La meritocracia como único argumento de éxito laboral es un verdadero culto al individualismo, de negación al otro, de pretender que la iniciativa privada es el santo grial de la justicia social, y que el Estado no está para equilibrar injusticias sino para “mantener a un montón de vagos”.

Una falacia que de tan repetida termina haciéndose carne en sectores de la sociedad, minoritarios pero con mucho poder de voz, que no conocen lo que es sentir hambre, frío o ver morir a un hijo por falta de vacunas, medicamentos y atención médica.

Por mi culpa, por mi gran culpa


La meritocracia suena más a una justificación moral para el que tiene mucho, más allá de cómo lo obtuvo. Y pensar que el pobre es pobre porque quiere es una forma atroz de calmar la culpa de tener tanto en exceso cuando hay tantos que no tienen nada.

A propósito del Estado, la empresa norteamericana que fabrica este auto recibió un salvataje de 50.000 millones de dólares del gobierno de Barack Obama para evitar la quiebra. Esto ocurrió en Estados Unidos, mientras miles de personas perdían sus casas porque no podían pagar sus hipotecas. Suponer que es mejor salvar a una empresa que genera fuentes de trabajo que a sus propios trabajadores es una mirada cien por ciento meritocrática, la del Estado al servicio del que más tiene, para que cada vez tenga más.

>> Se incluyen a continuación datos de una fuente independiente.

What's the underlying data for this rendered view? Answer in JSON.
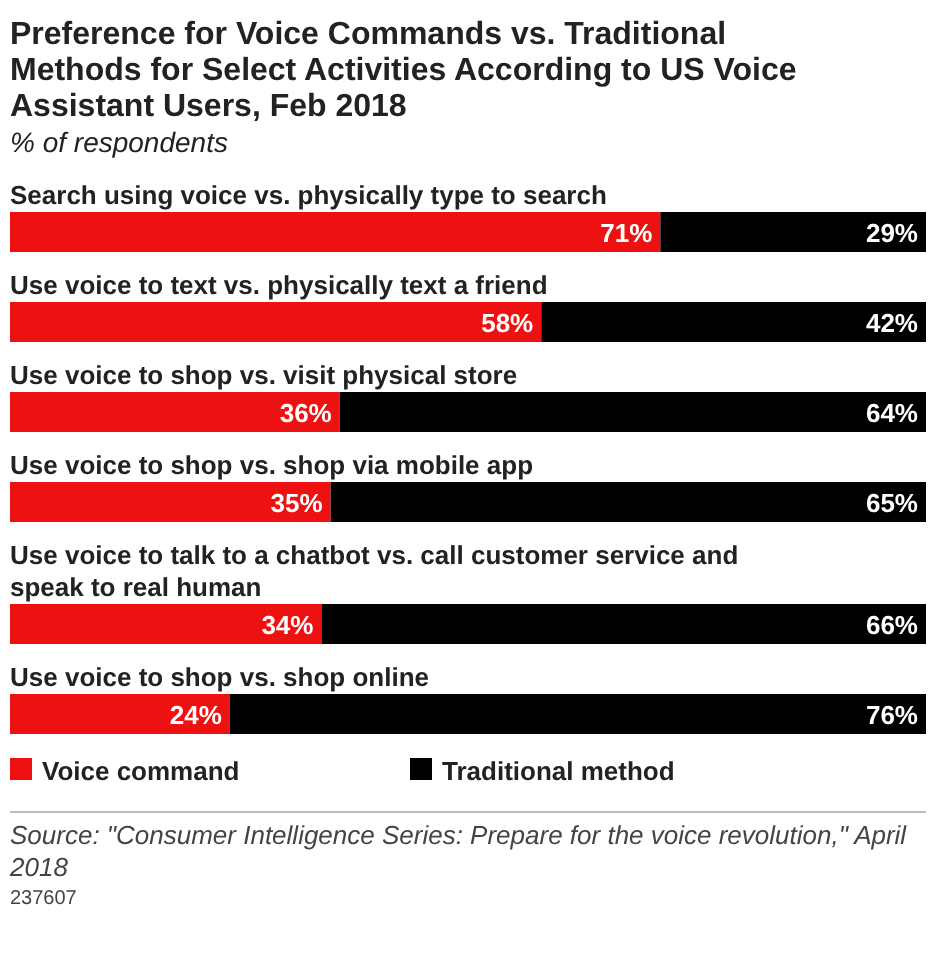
{
  "chart_data": {
    "type": "bar",
    "orientation": "horizontal",
    "stacked": true,
    "title": "Preference for Voice Commands vs. Traditional Methods for Select Activities According to US Voice Assistant Users, Feb 2018",
    "subtitle": "% of respondents",
    "categories": [
      "Search using voice vs. physically type to search",
      "Use voice to text vs. physically text a friend",
      "Use voice to shop vs. visit physical store",
      "Use voice to shop vs. shop via mobile app",
      "Use voice to talk to a chatbot vs. call customer service and speak to real human",
      "Use voice to shop vs. shop online"
    ],
    "xlim": [
      0,
      100
    ],
    "legend": "bottom",
    "series": [
      {
        "name": "Voice command",
        "color": "#ee1111",
        "values": [
          71,
          58,
          36,
          35,
          34,
          24
        ],
        "value_labels": [
          "71%",
          "58%",
          "36%",
          "35%",
          "34%",
          "24%"
        ]
      },
      {
        "name": "Traditional method",
        "color": "#000000",
        "values": [
          29,
          42,
          64,
          65,
          66,
          76
        ],
        "value_labels": [
          "29%",
          "42%",
          "64%",
          "65%",
          "66%",
          "76%"
        ]
      }
    ],
    "annotations": [
      "Source: \"Consumer Intelligence Series: Prepare for the voice revolution,\" April 2018",
      "237607"
    ]
  }
}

Pensar que personas como Antonio no llegaron porque no hicieron el esfuerzo necesario es inmoral y perverso. “Tener es una bendición divina”, sostenían los calvinistas protestantes, quizás los primeros meritocráticos. Que no tener no sea una “maldición divina”, sino lo que realmente es: una profunda y dolorosa injusticia, donde la culpa y la responsabilidad aumentan a medida que se está más arriba, no más abajo.